We’re featuring a guest blog to share an inside-look at our Rural Civic Action Program (RCAP). RCAP is a joint program with the Agricultural Leadership, Education and Communication Department at UNL. Throughout the academic semester, undergraduate fellows enrolled in a leadership class connect with middle and high school students in rural communities to identify community assets and liabilities, then create and implement substantive service learning projects to address genuine community needs. Elizabeth Potter is currently a senior Agricultural Leadership, Education and Communication major and in the middle of her RCAP project.
By Elizabeth Potter
I began working with Civic Nebraska this spring semester for my Agricultural Leadership class. I had no idea what to expect for the class and was surprised the first day to discover what we would be doing. We would be going into rural communities surrounding Lincoln and leading our very own service learning project. On top of that, my partner and I were the only group to have middle school students, which made us both excited for as well as a little nervous! We have been working with the community of Weeping Water, specifically within their school to help facilitate a Service Learning project. My partner Chris and I go to Mrs. Roehl’s 7th grade class and educate them on the different ways they can be an assets to their community.
After brainstorming several ideas, the students decided they wanted to impact the community of children’s hospital. While it surprised me that they didn’t pick something more local, the students reminded me that their community can be defined as where you choose it to be. After the project was picked, the students’ imaginations took off. I was genuinely touched with the amount of empathy they were showing and how they have made this project their own. One of my favorite answers that I got when asking the kids how we could implement our service learning project was from a student named Nicholas saying, ” We can help the kids feel normal because they probably don’t feel that way since they are in the hospital all the time.”

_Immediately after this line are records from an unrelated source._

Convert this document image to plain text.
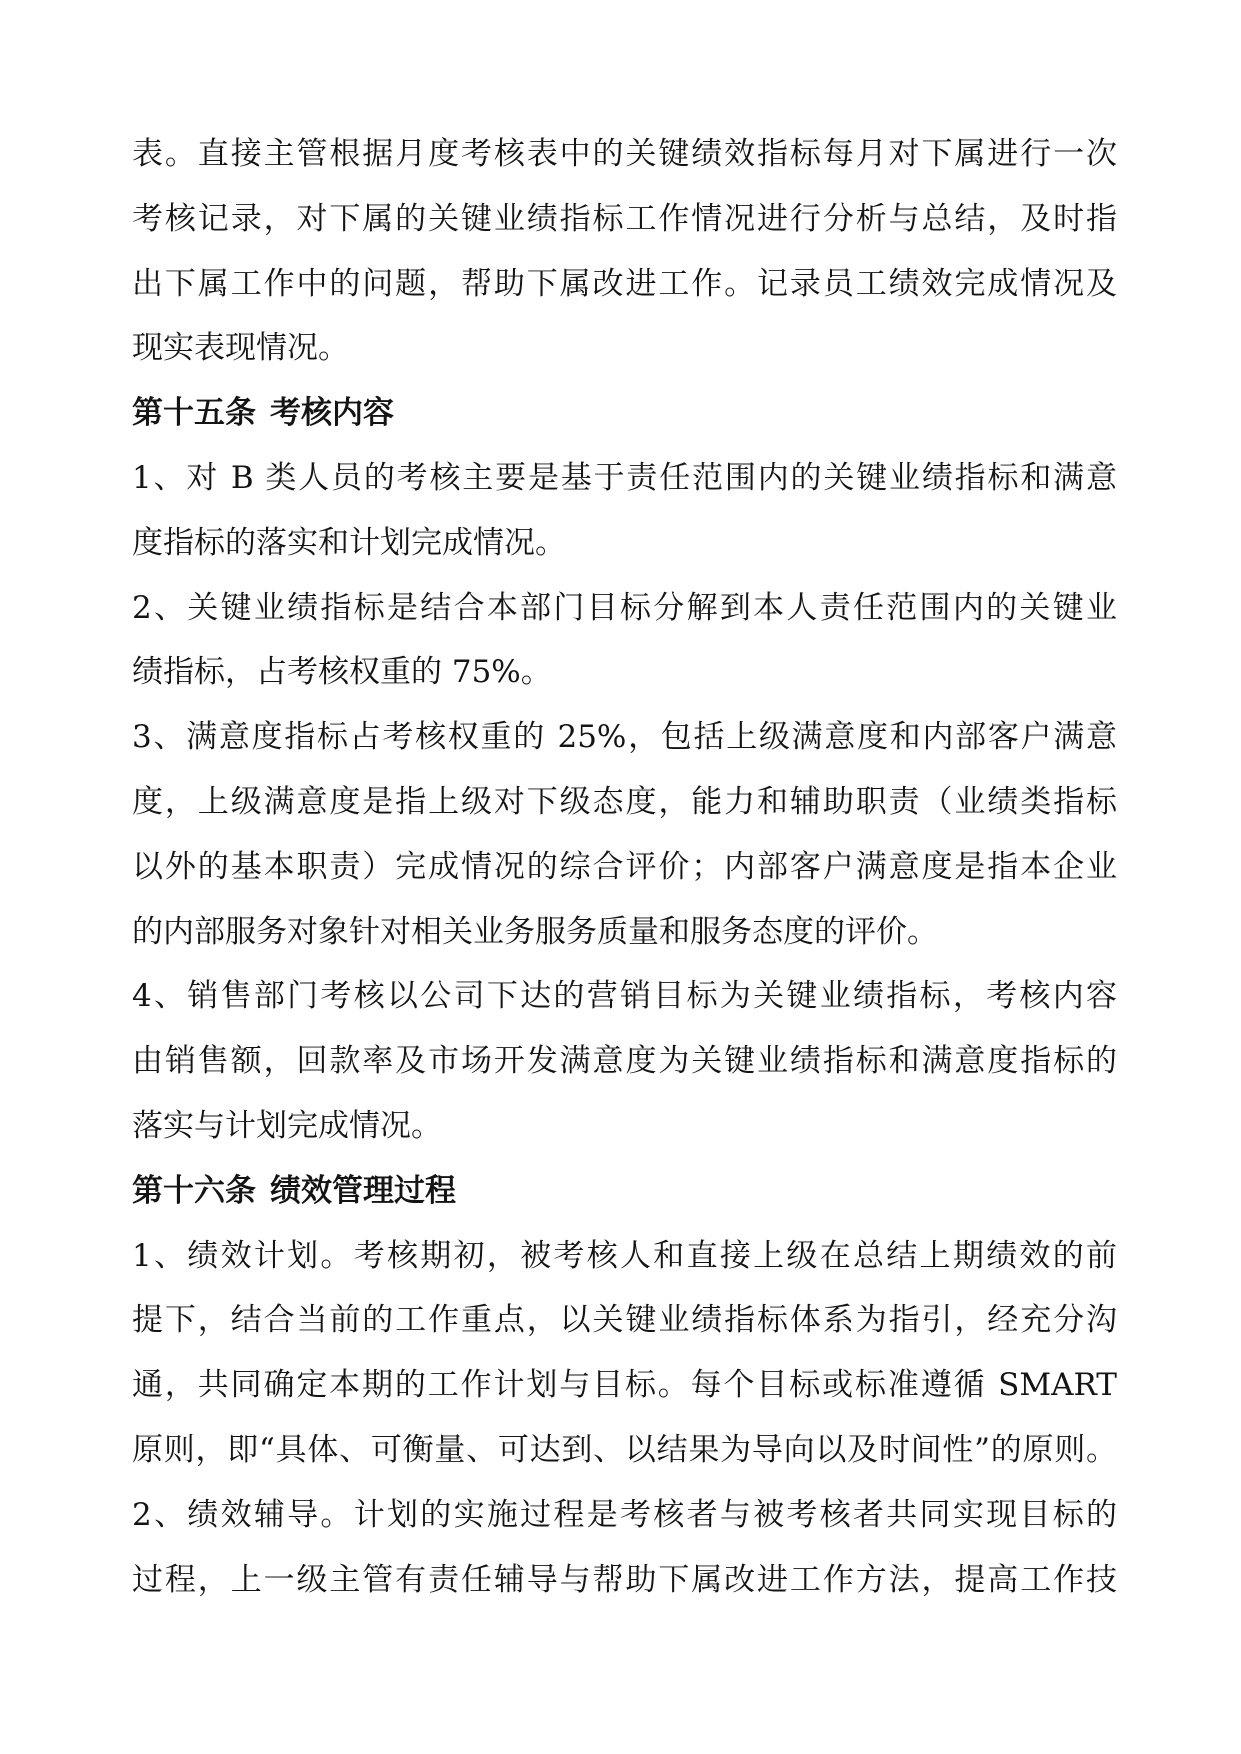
表。直接主管根据月度考核表中的关键绩效指标每月对下属进行一次
考核记录，对下属的关键业绩指标工作情况进行分析与总结，及时指
出下属工作中的问题，帮助下属改进工作。记录员工绩效完成情况及
现实表现情况。
第十五条 考核内容
1、对 B 类人员的考核主要是基于责任范围内的关键业绩指标和满意
度指标的落实和计划完成情况。
2、关键业绩指标是结合本部门目标分解到本人责任范围内的关键业
绩指标，占考核权重的 75%。
3、满意度指标占考核权重的 25%，包括上级满意度和内部客户满意
度，上级满意度是指上级对下级态度，能力和辅助职责（业绩类指标
以外的基本职责）完成情况的综合评价；内部客户满意度是指本企业
的内部服务对象针对相关业务服务质量和服务态度的评价。
4、销售部门考核以公司下达的营销目标为关键业绩指标，考核内容
由销售额，回款率及市场开发满意度为关键业绩指标和满意度指标的
落实与计划完成情况。
第十六条 绩效管理过程
1、绩效计划。考核期初，被考核人和直接上级在总结上期绩效的前
提下，结合当前的工作重点，以关键业绩指标体系为指引，经充分沟
通，共同确定本期的工作计划与目标。每个目标或标准遵循 SMART
原则，即“具体、可衡量、可达到、以结果为导向以及时间性”的原则。
2、绩效辅导。计划的实施过程是考核者与被考核者共同实现目标的
过程，上一级主管有责任辅导与帮助下属改进工作方法，提高工作技
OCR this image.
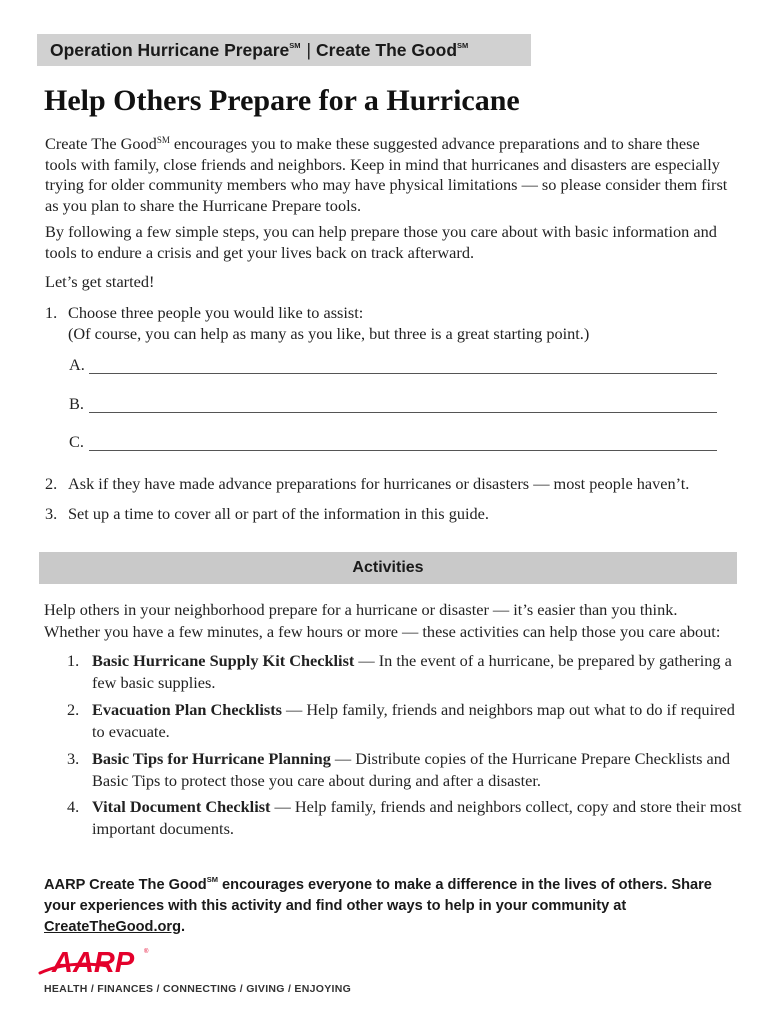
Operation Hurricane Prepare℠ | Create The Good℠
Help Others Prepare for a Hurricane

Create The Good℠ encourages you to make these suggested advance preparations and to share these tools with family, close friends and neighbors. Keep in mind that hurricanes and disasters are especially trying for older community members who may have physical limitations — so please consider them first as you plan to share the Hurricane Prepare tools.

By following a few simple steps, you can help prepare those you care about with basic information and tools to endure a crisis and get your lives back on track afterward.

Let’s get started!

1. Choose three people you would like to assist:
(Of course, you can help as many as you like, but three is a great starting point.)
A.
B.
C.
2. Ask if they have made advance preparations for hurricanes or disasters — most people haven’t.
3. Set up a time to cover all or part of the information in this guide.
Activities
Help others in your neighborhood prepare for a hurricane or disaster — it’s easier than you think.
Whether you have a few minutes, a few hours or more — these activities can help those you care about:
1. Basic Hurricane Supply Kit Checklist — In the event of a hurricane, be prepared by gathering a few basic supplies.
2. Evacuation Plan Checklists — Help family, friends and neighbors map out what to do if required to evacuate.
3. Basic Tips for Hurricane Planning — Distribute copies of the Hurricane Prepare Checklists and Basic Tips to protect those you care about during and after a disaster.
4. Vital Document Checklist — Help family, friends and neighbors collect, copy and store their most important documents.
AARP Create The Good℠ encourages everyone to make a difference in the lives of others. Share your experiences with this activity and find other ways to help in your community at CreateTheGood.org.
AARP ®
HEALTH / FINANCES / CONNECTING / GIVING / ENJOYING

We are set to tour Children’s Hospital in April and also have gotten the students to put up posters in their school to raise awareness for children facing illness as well as collect donations for our gift baskets. Through Civic Nebraska, UNL, and the Rural Futures Institute, I have gained great experience in learning the best way to help set others up for success. Friday mornings – the days Chris and I rotate between visiting Weeping Water and having Rural Civic Action Program class meetings at UNL – have become one of my favorite times because I get to interact with the class and see how excited they are to go help others. This class has grown and stretched me in ways that I didn’t think were possible, and I feel like I have learned more from the kids than they’ve learned from me!